Além de dois de seus livros com gentis dedicatórias, em nosso acervo temos um vinil, CD e fotografias. Por vários sábados, eu era convidado pelo saudoso amigo e presidente do IHGRN, Enélio Petrovich, a acompanha-lo nos inesquecíveis cafés da manhã, no hotel Sol da Cidade Alta, residência do músico Oriano de Almeida. Encontros, sempre regado a boas conversas, com presenças de vários amigos na mesa agapeana dos inesquecíveis sábados. Como era bom reunir em uma mesa café e conversas com verdadeiras amizades. Coisas tão rara, nesses tempos de distanciamento e indiferença social. Sou de um tempo no qual os amigos se encontravam em feiras, mercados, padarias ou restaurantes para compartilhamento de nossos projetos e nosso cotidiano.

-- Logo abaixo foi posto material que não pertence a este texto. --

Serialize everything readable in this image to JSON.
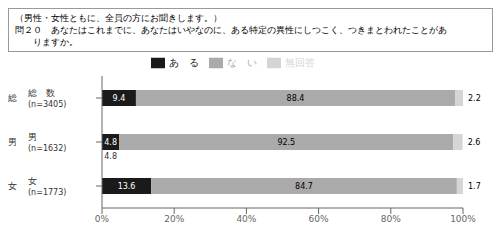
{
  "chart_data": {
    "type": "bar",
    "orientation": "horizontal",
    "stacked": true,
    "title": "（男性・女性ともに、全員の方にお聞きします。）",
    "subtitle": [
      "問２０　あなたはこれまでに、あなたはいやなのに、ある特定の異性にしつこく、つきまとわれたことがあ",
      "　　りますか。"
    ],
    "categories": [
      "総　数",
      "男",
      "女"
    ],
    "series": [
      {
        "name": "あ　る",
        "color": "#1a1a1a",
        "values": [
          9.4,
          4.8,
          13.6
        ]
      },
      {
        "name": "な　い",
        "color": "#aaaaaa",
        "values": [
          88.4,
          92.5,
          84.7
        ]
      },
      {
        "name": "無回答",
        "color": "#d5d5d5",
        "values": [
          2.2,
          2.6,
          1.7
        ]
      }
    ],
    "xlim": [
      0,
      100
    ],
    "xticks": [
      {
        "value": 0,
        "label": "0%"
      },
      {
        "value": 20,
        "label": "20%"
      },
      {
        "value": 40,
        "label": "40%"
      },
      {
        "value": 60,
        "label": "60%"
      },
      {
        "value": 80,
        "label": "80%"
      },
      {
        "value": 100,
        "label": "100%"
      }
    ],
    "data_labels": true,
    "legend": "top",
    "grid": false,
    "annotations": [
      {
        "category": "総　数",
        "text": "(n=3405)"
      },
      {
        "category": "総　数",
        "text": "総"
      },
      {
        "category": "男",
        "text": "(n=1632)"
      },
      {
        "category": "男",
        "text": "男"
      },
      {
        "category": "女",
        "text": "(n=1773)"
      },
      {
        "category": "女",
        "text": "女"
      },
      {
        "category": "男",
        "series": "あ　る",
        "text": "4.8"
      }
    ]
  }
}
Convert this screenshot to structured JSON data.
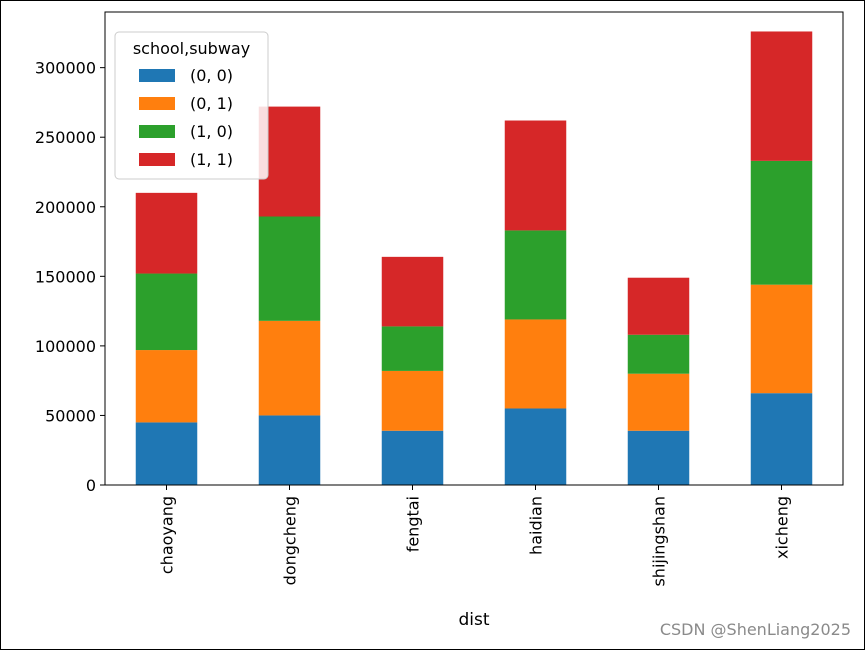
{
  "chart_data": {
    "type": "bar",
    "stacked": true,
    "categories": [
      "chaoyang",
      "dongcheng",
      "fengtai",
      "haidian",
      "shijingshan",
      "xicheng"
    ],
    "xlabel": "dist",
    "ylabel": "",
    "ylim": [
      0,
      340000
    ],
    "yticks": [
      0,
      50000,
      100000,
      150000,
      200000,
      250000,
      300000
    ],
    "yticklabels": [
      "0",
      "50000",
      "100000",
      "150000",
      "200000",
      "250000",
      "300000"
    ],
    "grid": false,
    "legend": {
      "title": "school,subway",
      "placement": "top-left"
    },
    "series": [
      {
        "name": "(0, 0)",
        "color": "#1f77b4",
        "values": [
          45000,
          50000,
          39000,
          55000,
          39000,
          66000
        ]
      },
      {
        "name": "(0, 1)",
        "color": "#ff7f0e",
        "values": [
          52000,
          68000,
          43000,
          64000,
          41000,
          78000
        ]
      },
      {
        "name": "(1, 0)",
        "color": "#2ca02c",
        "values": [
          55000,
          75000,
          32000,
          64000,
          28000,
          89000
        ]
      },
      {
        "name": "(1, 1)",
        "color": "#d62728",
        "values": [
          58000,
          79000,
          50000,
          79000,
          41000,
          93000
        ]
      }
    ]
  },
  "watermark": "CSDN @ShenLiang2025"
}
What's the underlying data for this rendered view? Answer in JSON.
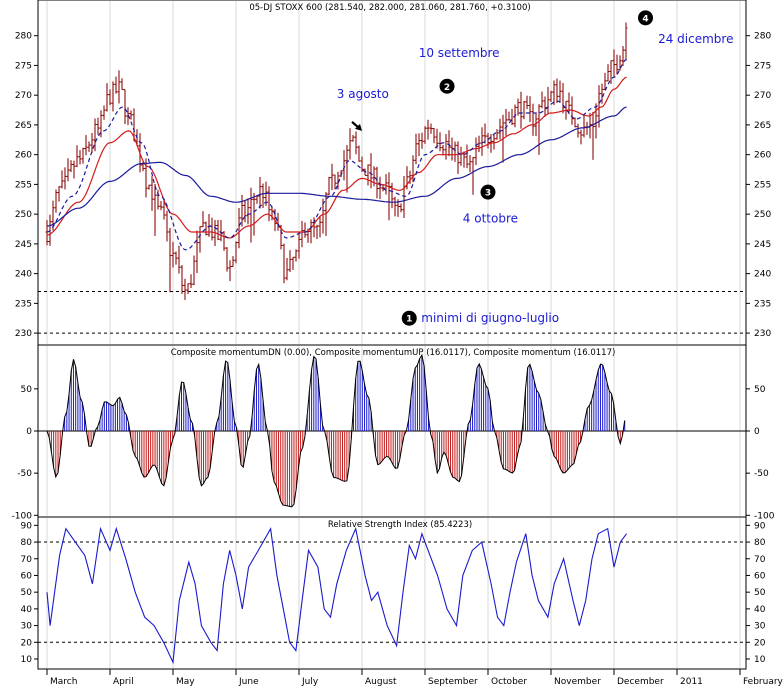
{
  "chart_data": [
    {
      "type": "candlestick",
      "title": "05-DJ STOXX 600 (281.540, 282.000, 281.060, 281.760, +0.3100)",
      "ylim": [
        228,
        286
      ],
      "yticks": [
        230,
        235,
        240,
        245,
        250,
        255,
        260,
        265,
        270,
        275,
        280
      ],
      "dashed_levels": [
        237,
        230
      ],
      "x_months": [
        "March",
        "April",
        "May",
        "June",
        "July",
        "August",
        "September",
        "October",
        "November",
        "December",
        "2011",
        "February"
      ],
      "months_data_units": [
        0,
        1,
        2,
        3,
        4,
        5,
        6,
        7,
        8,
        9,
        10,
        11
      ],
      "price_anchors": [
        [
          0.0,
          247
        ],
        [
          0.2,
          254
        ],
        [
          0.5,
          259
        ],
        [
          0.8,
          264
        ],
        [
          1.0,
          270
        ],
        [
          1.15,
          271
        ],
        [
          1.3,
          266
        ],
        [
          1.5,
          259
        ],
        [
          1.6,
          255
        ],
        [
          1.8,
          250
        ],
        [
          2.0,
          243
        ],
        [
          2.2,
          237
        ],
        [
          2.5,
          248
        ],
        [
          2.75,
          246
        ],
        [
          2.9,
          241
        ],
        [
          3.1,
          250
        ],
        [
          3.4,
          254
        ],
        [
          3.6,
          249
        ],
        [
          3.8,
          240
        ],
        [
          3.95,
          243
        ],
        [
          4.1,
          248
        ],
        [
          4.3,
          247
        ],
        [
          4.5,
          255
        ],
        [
          4.7,
          259
        ],
        [
          4.85,
          262
        ],
        [
          5.0,
          258
        ],
        [
          5.2,
          256
        ],
        [
          5.4,
          254
        ],
        [
          5.55,
          250
        ],
        [
          5.7,
          255
        ],
        [
          5.9,
          262
        ],
        [
          6.05,
          265
        ],
        [
          6.3,
          262
        ],
        [
          6.5,
          260
        ],
        [
          6.7,
          258
        ],
        [
          6.9,
          262
        ],
        [
          7.1,
          264
        ],
        [
          7.3,
          266
        ],
        [
          7.5,
          268
        ],
        [
          7.7,
          266
        ],
        [
          7.9,
          269
        ],
        [
          8.1,
          271
        ],
        [
          8.3,
          267
        ],
        [
          8.5,
          264
        ],
        [
          8.65,
          265
        ],
        [
          8.8,
          271
        ],
        [
          9.0,
          275
        ],
        [
          9.15,
          278
        ],
        [
          9.2,
          282
        ]
      ],
      "moving_averages": [
        {
          "name": "",
          "color": "#d41a1a",
          "anchors": [
            [
              0.0,
              246.5
            ],
            [
              0.5,
              252
            ],
            [
              1.0,
              262
            ],
            [
              1.3,
              264
            ],
            [
              1.6,
              258
            ],
            [
              2.0,
              250
            ],
            [
              2.3,
              247
            ],
            [
              2.6,
              247
            ],
            [
              2.9,
              246
            ],
            [
              3.2,
              248
            ],
            [
              3.5,
              250
            ],
            [
              3.8,
              247
            ],
            [
              4.1,
              247
            ],
            [
              4.4,
              250
            ],
            [
              4.7,
              254
            ],
            [
              5.0,
              256
            ],
            [
              5.3,
              255
            ],
            [
              5.6,
              254
            ],
            [
              5.9,
              257
            ],
            [
              6.2,
              260
            ],
            [
              6.5,
              260
            ],
            [
              6.8,
              261
            ],
            [
              7.1,
              262
            ],
            [
              7.4,
              263.5
            ],
            [
              7.7,
              265
            ],
            [
              8.0,
              267
            ],
            [
              8.3,
              267.5
            ],
            [
              8.6,
              266.5
            ],
            [
              8.8,
              268
            ],
            [
              9.0,
              271
            ],
            [
              9.2,
              273
            ]
          ]
        },
        {
          "name": "",
          "color": "#1a1a9e",
          "anchors": [
            [
              0.0,
              248
            ],
            [
              0.5,
              251
            ],
            [
              1.0,
              255.5
            ],
            [
              1.5,
              258.5
            ],
            [
              1.8,
              258.7
            ],
            [
              2.2,
              256.5
            ],
            [
              2.6,
              253
            ],
            [
              3.0,
              252
            ],
            [
              3.5,
              253.5
            ],
            [
              4.0,
              253.5
            ],
            [
              4.5,
              253
            ],
            [
              5.0,
              252.5
            ],
            [
              5.5,
              252
            ],
            [
              6.0,
              253
            ],
            [
              6.5,
              256
            ],
            [
              7.0,
              258
            ],
            [
              7.5,
              260
            ],
            [
              8.0,
              262.5
            ],
            [
              8.5,
              264.5
            ],
            [
              9.0,
              266.5
            ],
            [
              9.2,
              268
            ]
          ]
        },
        {
          "name": "",
          "color": "#1a1a9e",
          "style": "dashed",
          "anchors": [
            [
              0.0,
              247
            ],
            [
              0.4,
              253
            ],
            [
              0.9,
              264
            ],
            [
              1.2,
              268
            ],
            [
              1.5,
              262
            ],
            [
              1.8,
              253
            ],
            [
              2.2,
              244
            ],
            [
              2.6,
              248
            ],
            [
              2.9,
              246
            ],
            [
              3.2,
              250
            ],
            [
              3.5,
              252
            ],
            [
              3.8,
              246
            ],
            [
              4.1,
              247
            ],
            [
              4.5,
              253
            ],
            [
              4.8,
              259
            ],
            [
              5.1,
              257
            ],
            [
              5.4,
              254
            ],
            [
              5.7,
              253
            ],
            [
              6.0,
              260
            ],
            [
              6.3,
              262
            ],
            [
              6.6,
              260
            ],
            [
              6.9,
              262
            ],
            [
              7.2,
              264
            ],
            [
              7.5,
              267
            ],
            [
              7.8,
              267
            ],
            [
              8.1,
              269
            ],
            [
              8.4,
              266
            ],
            [
              8.7,
              268
            ],
            [
              9.0,
              273
            ],
            [
              9.2,
              276
            ]
          ]
        }
      ],
      "annotations": [
        {
          "marker": "1",
          "text": "minimi di giugno-luglio",
          "x": 5.75,
          "y": 232.5
        },
        {
          "marker": "2",
          "text": "10 settembre",
          "x": 6.35,
          "y": 271.5,
          "label_x": 5.9,
          "label_y": 276.4
        },
        {
          "marker": "3",
          "text": "4 ottobre",
          "x": 7.0,
          "y": 253.7,
          "label_x": 6.6,
          "label_y": 248.6
        },
        {
          "marker": "4",
          "text": "24 dicembre",
          "x": 9.5,
          "y": 283,
          "label_x": 9.7,
          "label_y": 278.8
        },
        {
          "marker": "",
          "text": "3 agosto",
          "x": 4.6,
          "y": 269.5,
          "arrow_to": [
            5.0,
            264
          ]
        }
      ]
    },
    {
      "type": "histogram",
      "title": "Composite momentumDN (0.00), Composite momentumUP (16.0117), Composite momentum (16.0117)",
      "ylim": [
        -102,
        102
      ],
      "yticks": [
        50,
        0,
        -50,
        -100
      ],
      "colors": {
        "up": "#1a1acd",
        "down": "#c21a1a",
        "envelope": "#000000"
      },
      "anchors": [
        [
          0.0,
          0
        ],
        [
          0.15,
          -55
        ],
        [
          0.3,
          20
        ],
        [
          0.42,
          85
        ],
        [
          0.55,
          35
        ],
        [
          0.68,
          -20
        ],
        [
          0.8,
          5
        ],
        [
          0.92,
          35
        ],
        [
          1.05,
          30
        ],
        [
          1.15,
          40
        ],
        [
          1.25,
          20
        ],
        [
          1.4,
          -30
        ],
        [
          1.55,
          -55
        ],
        [
          1.7,
          -40
        ],
        [
          1.85,
          -65
        ],
        [
          2.0,
          -10
        ],
        [
          2.15,
          60
        ],
        [
          2.3,
          10
        ],
        [
          2.45,
          -65
        ],
        [
          2.55,
          -55
        ],
        [
          2.7,
          10
        ],
        [
          2.85,
          85
        ],
        [
          3.0,
          5
        ],
        [
          3.1,
          -45
        ],
        [
          3.2,
          -10
        ],
        [
          3.35,
          80
        ],
        [
          3.5,
          0
        ],
        [
          3.6,
          -60
        ],
        [
          3.75,
          -88
        ],
        [
          3.9,
          -90
        ],
        [
          4.05,
          -20
        ],
        [
          4.25,
          90
        ],
        [
          4.4,
          0
        ],
        [
          4.55,
          -55
        ],
        [
          4.75,
          -60
        ],
        [
          4.95,
          85
        ],
        [
          5.1,
          40
        ],
        [
          5.25,
          -40
        ],
        [
          5.4,
          -30
        ],
        [
          5.55,
          -45
        ],
        [
          5.7,
          0
        ],
        [
          5.85,
          75
        ],
        [
          5.95,
          90
        ],
        [
          6.1,
          -5
        ],
        [
          6.2,
          -50
        ],
        [
          6.3,
          -25
        ],
        [
          6.45,
          -55
        ],
        [
          6.55,
          -60
        ],
        [
          6.7,
          10
        ],
        [
          6.85,
          80
        ],
        [
          7.0,
          50
        ],
        [
          7.1,
          0
        ],
        [
          7.25,
          -45
        ],
        [
          7.4,
          -50
        ],
        [
          7.5,
          -20
        ],
        [
          7.65,
          80
        ],
        [
          7.8,
          45
        ],
        [
          7.95,
          0
        ],
        [
          8.05,
          -30
        ],
        [
          8.2,
          -50
        ],
        [
          8.35,
          -40
        ],
        [
          8.45,
          -15
        ],
        [
          8.6,
          30
        ],
        [
          8.8,
          80
        ],
        [
          8.95,
          45
        ],
        [
          9.1,
          -15
        ],
        [
          9.2,
          20
        ]
      ]
    },
    {
      "type": "line",
      "title": "Relative Strength Index (85.4223)",
      "ylim": [
        4,
        95
      ],
      "yticks": [
        90,
        80,
        70,
        60,
        50,
        40,
        30,
        20,
        10
      ],
      "dashed_levels": [
        80,
        20
      ],
      "series": [
        {
          "name": "",
          "color": "#1a1acd",
          "anchors": [
            [
              0.0,
              50
            ],
            [
              0.05,
              30
            ],
            [
              0.2,
              72
            ],
            [
              0.3,
              88
            ],
            [
              0.45,
              80
            ],
            [
              0.6,
              72
            ],
            [
              0.72,
              55
            ],
            [
              0.85,
              88
            ],
            [
              1.0,
              75
            ],
            [
              1.1,
              88
            ],
            [
              1.25,
              70
            ],
            [
              1.4,
              50
            ],
            [
              1.55,
              35
            ],
            [
              1.7,
              30
            ],
            [
              1.85,
              20
            ],
            [
              2.0,
              8
            ],
            [
              2.1,
              45
            ],
            [
              2.25,
              68
            ],
            [
              2.35,
              55
            ],
            [
              2.45,
              30
            ],
            [
              2.6,
              20
            ],
            [
              2.7,
              15
            ],
            [
              2.8,
              55
            ],
            [
              2.9,
              75
            ],
            [
              3.0,
              60
            ],
            [
              3.1,
              40
            ],
            [
              3.2,
              65
            ],
            [
              3.4,
              78
            ],
            [
              3.55,
              88
            ],
            [
              3.65,
              60
            ],
            [
              3.75,
              40
            ],
            [
              3.85,
              20
            ],
            [
              3.95,
              15
            ],
            [
              4.05,
              45
            ],
            [
              4.15,
              75
            ],
            [
              4.3,
              65
            ],
            [
              4.4,
              40
            ],
            [
              4.5,
              35
            ],
            [
              4.6,
              55
            ],
            [
              4.75,
              75
            ],
            [
              4.9,
              88
            ],
            [
              5.05,
              60
            ],
            [
              5.15,
              45
            ],
            [
              5.25,
              50
            ],
            [
              5.4,
              30
            ],
            [
              5.55,
              18
            ],
            [
              5.65,
              50
            ],
            [
              5.75,
              78
            ],
            [
              5.85,
              70
            ],
            [
              5.95,
              85
            ],
            [
              6.05,
              75
            ],
            [
              6.2,
              60
            ],
            [
              6.35,
              40
            ],
            [
              6.5,
              30
            ],
            [
              6.6,
              60
            ],
            [
              6.75,
              75
            ],
            [
              6.9,
              80
            ],
            [
              7.05,
              55
            ],
            [
              7.15,
              35
            ],
            [
              7.25,
              30
            ],
            [
              7.35,
              50
            ],
            [
              7.45,
              68
            ],
            [
              7.6,
              85
            ],
            [
              7.7,
              60
            ],
            [
              7.8,
              45
            ],
            [
              7.95,
              35
            ],
            [
              8.05,
              55
            ],
            [
              8.2,
              70
            ],
            [
              8.35,
              45
            ],
            [
              8.45,
              30
            ],
            [
              8.55,
              45
            ],
            [
              8.65,
              70
            ],
            [
              8.75,
              85
            ],
            [
              8.9,
              88
            ],
            [
              9.0,
              65
            ],
            [
              9.1,
              80
            ],
            [
              9.2,
              85
            ]
          ]
        }
      ]
    }
  ]
}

Oriano de Almeida é verbete no ‘Dicionário da Música Potiguar’ da amiga escritora e pesquisadora Leide Câmara. Teve seu devido e merecido reconhecimento histórico registrado na biografia escrita pelo amigo escritor e historiador Claudio Galvão, lançada em 20 de julho de 2010, intitulada ‘O Céu era o Limite’. E quando se fez um ano de seu encantamento, em 2005, foi também lançado um CD in memoriam ao ilustre músico. Agora, em seu centenário de nascimento, esperamos e se faz necessário e justo, todas as homenagens por parte de nossas instituições culturais do RN. Vamos ter esperanças e esperar…

O pianista Oriano era nascido em Belém do Pará, mas de família no RN, entre Macau e Natal. Seu tio era o grande maestro Waldemar de Almeida (1904-1975). O mesmo além de exímio músico, era pesquisador musical, escritor e memorialista. Profundo conhecedor da música clássica mundial, conversava com muita propriedade sobre as vidas e as obras dos geniais Chopin e Debussy. Ainda assumiu a vaga de Câmara Cascudo na Academia de Letras do RN, cadeira 13. Na ocasião, foi saudado pelo grande amigo Enélio Lima Petrovich (1934-2012). Eu estava na referida solenidade e posso testemunhar que a noite de 12 de setembro de 1996, foi uma linda festa homenagem com inúmeros escritores e público em geral que ali estavam.

Em vida, Oriano recebeu diversas homenagens no Rio de Janeiro e São Paulo. E, merecidamente, recebeu comendas culturais e o título de cidadania natalense.

Aqui fica o meu singelo registro no livro das boas e ilustres amizades. Espero ter feito, embora reconheça que foi demasiadamente pouco, a minha parte nas homenagens que, com certeza, se seguirão ao meu saudoso confrade, amigo e grande pianista Oriano de Almeida.

O genial poeta e também músico, Vinicius de Morais (1913-1980) amante da liberdade, disse-nos que poucas coisas deveriam ser proibidas na vida, entre elas: “É proibido ter medo de suas lembranças!”.

E o povo está certíssimo, quando afirma nas feiras em que ando corriqueiramente que a ‘ingratidão’ é a mãe do miserável ‘esquecimento’. Para aqueles ou aquelas que ficam omissos, dizem que na história do tempo, não haverá perdão algum…

Amizades são amizades, que tenham sido por poucos anos ou por décadas. O tempo pouco importa. O que nos fica realmente, são as lembranças e as gratidões, destas.

Que seja sempre lembrado e louvado, o amigo pianista e escritor Oriano de Almeida!

15/07/2021 – Morada São Saruê, Nísia Floresta/RN.